A boat needs a captain in the middle of all this. He may not be ideal—too lax, too strict--but if everybody grabs for the tiller, we're all in trouble. Peter, for example, didn't seem an ideal captain, yet what his crew and subsequent crews managed to do has lasted over two thousand years and today has over 1.2 billion Catholics.

Moreover, there are many models that can describe this community of disciples or Church that Jesus founded: an institution with a structure, mystical body, people of God, servant, herald of the good news, and sacrament or sign of God's grace. No one model can fully capture the reality of the Church. So, the question is, what is this Church?

Perhaps we might best describe the Church as a community who believe in God as Triune and in Jesus Christ as the Son of God and the redeemer of humankind, and who shape their lives according to that belief; a community which remembers that belief ritually especially in the Eucharist, and recognizes the Bishop of Rome as the foundation of its unity.

This global community lives in a “huge tent.” Some people show goodness, others not so much. In fact, some are downright dysfunctional, making a mess out of their lives and the lives of others. And like so many other things in life, the Church lives with some messiness and muddles through as best it can. But we continually have to strive to do the right thing, to forgive ourselves and one another, to let go of feelings of resentment and bitterness, and get our lives “back on track” and, as the prophet Micah said centuries before Jesus: “do right and love goodness and walk humbly with our God.”

And what does this community do? We remember and celebrate the awesome presence of the Living Christ, gloriously alive, in our midst. He is our way into eternal life, our true Good News who scatters the “fake news” all around us, and our life who overcomes death. We retell the stories of Jesus; we celebrate the sacramental presence of the living Christ in liturgical signs like baptismal water, Eucharistic bread and wine and healing oil. The same Spirit who transformed the disciples from cowards hiding behind closed doors into heroes proclaiming fearlessly that Jesus is alive, that same Spirit lives within our global community, within us, and can fire us up to do wonders for God if we will only let the Spirit do so. 

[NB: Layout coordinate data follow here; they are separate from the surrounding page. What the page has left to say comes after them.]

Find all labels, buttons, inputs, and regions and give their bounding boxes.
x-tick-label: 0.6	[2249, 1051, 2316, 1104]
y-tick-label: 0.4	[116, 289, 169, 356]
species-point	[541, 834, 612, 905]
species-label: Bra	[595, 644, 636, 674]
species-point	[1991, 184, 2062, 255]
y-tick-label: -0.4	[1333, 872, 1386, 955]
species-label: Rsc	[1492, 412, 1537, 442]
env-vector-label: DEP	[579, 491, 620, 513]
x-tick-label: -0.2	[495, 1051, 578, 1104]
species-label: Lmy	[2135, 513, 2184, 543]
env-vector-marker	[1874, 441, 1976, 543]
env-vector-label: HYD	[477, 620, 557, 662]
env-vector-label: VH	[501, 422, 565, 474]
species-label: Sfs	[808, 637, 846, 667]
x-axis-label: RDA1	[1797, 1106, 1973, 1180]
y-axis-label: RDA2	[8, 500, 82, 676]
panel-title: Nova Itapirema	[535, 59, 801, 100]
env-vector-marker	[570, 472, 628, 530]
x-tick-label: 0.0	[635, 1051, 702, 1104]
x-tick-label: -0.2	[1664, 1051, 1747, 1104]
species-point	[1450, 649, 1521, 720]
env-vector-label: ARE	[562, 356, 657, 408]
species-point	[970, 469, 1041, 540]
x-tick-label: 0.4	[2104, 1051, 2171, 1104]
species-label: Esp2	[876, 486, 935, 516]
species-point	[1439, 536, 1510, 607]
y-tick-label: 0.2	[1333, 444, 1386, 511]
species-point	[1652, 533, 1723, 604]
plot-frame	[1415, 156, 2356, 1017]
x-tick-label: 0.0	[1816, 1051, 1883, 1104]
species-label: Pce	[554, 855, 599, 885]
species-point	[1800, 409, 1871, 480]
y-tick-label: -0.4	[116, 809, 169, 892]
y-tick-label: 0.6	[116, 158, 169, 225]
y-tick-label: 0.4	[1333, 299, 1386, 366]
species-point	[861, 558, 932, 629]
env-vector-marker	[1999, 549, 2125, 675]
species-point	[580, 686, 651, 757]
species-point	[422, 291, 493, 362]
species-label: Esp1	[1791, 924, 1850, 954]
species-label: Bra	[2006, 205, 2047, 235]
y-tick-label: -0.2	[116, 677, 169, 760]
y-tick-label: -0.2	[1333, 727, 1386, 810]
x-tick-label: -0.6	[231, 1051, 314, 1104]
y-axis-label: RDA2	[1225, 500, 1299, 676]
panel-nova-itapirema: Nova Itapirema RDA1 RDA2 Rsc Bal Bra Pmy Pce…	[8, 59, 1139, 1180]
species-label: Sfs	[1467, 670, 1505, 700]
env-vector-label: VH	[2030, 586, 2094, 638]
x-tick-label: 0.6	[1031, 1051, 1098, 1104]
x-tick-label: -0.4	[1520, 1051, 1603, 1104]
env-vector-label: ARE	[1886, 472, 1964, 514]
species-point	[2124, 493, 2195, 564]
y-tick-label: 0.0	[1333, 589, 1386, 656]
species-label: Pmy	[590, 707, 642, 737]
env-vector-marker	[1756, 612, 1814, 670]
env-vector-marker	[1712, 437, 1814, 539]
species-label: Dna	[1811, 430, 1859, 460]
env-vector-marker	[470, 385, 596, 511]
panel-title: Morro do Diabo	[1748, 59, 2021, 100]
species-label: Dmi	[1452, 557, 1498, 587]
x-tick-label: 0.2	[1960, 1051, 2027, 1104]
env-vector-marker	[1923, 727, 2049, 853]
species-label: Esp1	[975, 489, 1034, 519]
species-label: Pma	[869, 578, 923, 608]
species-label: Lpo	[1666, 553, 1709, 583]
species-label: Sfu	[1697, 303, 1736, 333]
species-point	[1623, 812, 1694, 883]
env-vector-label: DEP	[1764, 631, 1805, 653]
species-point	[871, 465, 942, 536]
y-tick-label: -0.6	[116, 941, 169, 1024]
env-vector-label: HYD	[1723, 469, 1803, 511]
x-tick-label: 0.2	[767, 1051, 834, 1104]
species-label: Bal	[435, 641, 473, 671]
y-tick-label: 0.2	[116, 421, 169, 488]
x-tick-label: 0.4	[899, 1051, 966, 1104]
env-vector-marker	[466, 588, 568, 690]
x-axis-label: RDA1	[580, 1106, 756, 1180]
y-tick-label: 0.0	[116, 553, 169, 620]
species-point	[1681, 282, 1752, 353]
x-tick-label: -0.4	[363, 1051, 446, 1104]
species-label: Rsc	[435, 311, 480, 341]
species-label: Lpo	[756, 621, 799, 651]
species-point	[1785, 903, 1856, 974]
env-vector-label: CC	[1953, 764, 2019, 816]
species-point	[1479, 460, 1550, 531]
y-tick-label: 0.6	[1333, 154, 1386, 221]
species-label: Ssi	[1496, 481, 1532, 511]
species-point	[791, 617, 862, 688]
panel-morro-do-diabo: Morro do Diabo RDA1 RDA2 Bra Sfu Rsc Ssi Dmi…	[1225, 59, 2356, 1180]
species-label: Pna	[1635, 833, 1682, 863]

In the final analysis, we are a global community of disciples that stretches back to the first century of our Christian era, and that will continue perhaps for many more millenia until Jesus Christ triumphantly returns to transform this universe into a “new heaven and a new earth.”

Meantime, to paraphrase the 16th century Spanish mystic Teresa of Avila, the living Christ has no body but ours to continue his work; no hands, no feet but ours; ours are the eyes with which living Christ looks compassionately on the needy; ours are the feet with which he walks to do good; and ours are the hands with which he helps others. Amen.